Searching 20,000 Text Files With SQLite FTS5 and Flask

I recently needed to search through a collection of 20,000 text files. After trying basic tools like find and grep, I decided to give sqlite3 a try.

Data Preparation

Using a Jupyter Notebook, I cleaned the documents and imported them into a sqlite3 database. I used Beautiful Soup to extract text from both HTML and plain text documents. The entire cleaning process took around 5 hours. Once I had everything figured out, the actual database import step took about 30 seconds.

Full Text Search with FTS5

I created an FTS5 virtual table to enable fast full-text search with boolean logic and fuzzy matching. This allowed me to quickly find relevant files.

I wrote a second Jupyter Notebook to provide a simple notebook cell based UI for querying and retrieving documents. That worked, but I wanted to make things even more convenient.

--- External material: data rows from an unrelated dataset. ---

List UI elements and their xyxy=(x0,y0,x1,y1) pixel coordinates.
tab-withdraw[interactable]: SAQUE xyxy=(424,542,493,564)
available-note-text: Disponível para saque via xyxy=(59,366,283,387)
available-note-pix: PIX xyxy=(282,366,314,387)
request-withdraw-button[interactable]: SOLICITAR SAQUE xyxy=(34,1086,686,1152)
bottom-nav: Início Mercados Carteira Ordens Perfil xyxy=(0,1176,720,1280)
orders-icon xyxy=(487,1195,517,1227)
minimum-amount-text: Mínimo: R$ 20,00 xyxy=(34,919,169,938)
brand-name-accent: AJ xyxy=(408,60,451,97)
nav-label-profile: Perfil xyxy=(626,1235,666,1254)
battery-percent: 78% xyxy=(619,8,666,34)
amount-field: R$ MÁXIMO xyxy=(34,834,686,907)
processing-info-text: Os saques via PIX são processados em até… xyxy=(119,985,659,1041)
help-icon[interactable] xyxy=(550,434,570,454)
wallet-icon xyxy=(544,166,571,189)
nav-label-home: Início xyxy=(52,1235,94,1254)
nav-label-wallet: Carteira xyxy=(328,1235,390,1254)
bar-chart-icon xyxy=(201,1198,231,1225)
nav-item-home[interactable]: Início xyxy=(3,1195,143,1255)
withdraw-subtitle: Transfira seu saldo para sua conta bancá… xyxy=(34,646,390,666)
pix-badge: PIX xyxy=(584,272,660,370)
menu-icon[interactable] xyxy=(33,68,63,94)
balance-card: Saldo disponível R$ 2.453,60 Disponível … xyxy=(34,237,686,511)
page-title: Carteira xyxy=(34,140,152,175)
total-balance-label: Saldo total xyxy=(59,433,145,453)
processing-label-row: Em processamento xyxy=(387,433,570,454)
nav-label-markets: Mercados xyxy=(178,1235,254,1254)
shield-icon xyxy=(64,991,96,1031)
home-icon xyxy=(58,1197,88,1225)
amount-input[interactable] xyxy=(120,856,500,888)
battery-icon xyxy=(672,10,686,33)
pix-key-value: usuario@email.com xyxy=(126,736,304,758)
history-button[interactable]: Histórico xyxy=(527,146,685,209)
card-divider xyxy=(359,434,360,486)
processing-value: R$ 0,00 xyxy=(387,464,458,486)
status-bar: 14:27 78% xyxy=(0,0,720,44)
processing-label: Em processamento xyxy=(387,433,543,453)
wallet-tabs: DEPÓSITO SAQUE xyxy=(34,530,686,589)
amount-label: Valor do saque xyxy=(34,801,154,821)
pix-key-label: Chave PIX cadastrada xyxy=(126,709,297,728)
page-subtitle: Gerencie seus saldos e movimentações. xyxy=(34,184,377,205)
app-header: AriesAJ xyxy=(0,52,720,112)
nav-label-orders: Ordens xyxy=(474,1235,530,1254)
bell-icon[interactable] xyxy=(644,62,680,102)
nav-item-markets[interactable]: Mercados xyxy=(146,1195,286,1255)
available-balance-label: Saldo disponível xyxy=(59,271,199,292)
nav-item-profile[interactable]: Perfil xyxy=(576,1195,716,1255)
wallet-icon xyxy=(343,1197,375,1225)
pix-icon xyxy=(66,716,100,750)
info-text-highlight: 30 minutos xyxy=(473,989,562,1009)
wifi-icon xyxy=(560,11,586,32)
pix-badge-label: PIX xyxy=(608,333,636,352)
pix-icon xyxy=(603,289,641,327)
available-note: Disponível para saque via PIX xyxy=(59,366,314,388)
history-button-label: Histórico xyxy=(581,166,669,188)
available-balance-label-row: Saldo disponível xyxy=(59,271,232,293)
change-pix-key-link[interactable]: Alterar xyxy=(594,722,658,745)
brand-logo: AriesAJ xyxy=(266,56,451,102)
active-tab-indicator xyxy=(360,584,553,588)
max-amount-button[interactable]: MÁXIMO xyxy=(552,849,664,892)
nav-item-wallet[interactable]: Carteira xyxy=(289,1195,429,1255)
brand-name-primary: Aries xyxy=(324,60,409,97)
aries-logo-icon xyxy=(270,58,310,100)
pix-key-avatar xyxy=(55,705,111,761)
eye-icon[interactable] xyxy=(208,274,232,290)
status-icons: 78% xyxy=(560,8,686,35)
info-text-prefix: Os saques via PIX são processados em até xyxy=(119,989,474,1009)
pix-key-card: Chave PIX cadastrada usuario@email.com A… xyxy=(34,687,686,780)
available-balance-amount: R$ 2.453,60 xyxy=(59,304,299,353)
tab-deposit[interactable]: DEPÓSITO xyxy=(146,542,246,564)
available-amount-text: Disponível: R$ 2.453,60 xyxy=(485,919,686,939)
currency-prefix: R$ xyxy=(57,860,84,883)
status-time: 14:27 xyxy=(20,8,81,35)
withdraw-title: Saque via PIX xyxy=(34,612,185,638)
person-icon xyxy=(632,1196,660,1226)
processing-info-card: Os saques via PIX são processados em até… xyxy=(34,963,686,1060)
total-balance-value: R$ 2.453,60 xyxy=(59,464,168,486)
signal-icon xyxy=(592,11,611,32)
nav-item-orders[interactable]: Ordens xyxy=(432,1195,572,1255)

Web-Based Search UI with Flask

I built a simple web-based search UI using Flask. To create and debug the Flask server, I used Visual Studio Code with their excellent Flask tutorial.

Lessons Learned

  • Jupyter Notebooks are a useful tool for data cleaning and import.
  • sqlite and FTS5 works well for simple document search applications.
  • Flask is an easy-to-use library for simple web servers.
  • Visual Studio Code is great for creating and debugging Flask servers.

Room for Improvement

  • The UI could be improved by using a design system like Bootstrap.

Overall, I was able to create a functional search tool that can handle a my collection of text files. It took about 10 hours of work, and I learned a few things along the way.

Two thumbs up, would hack again!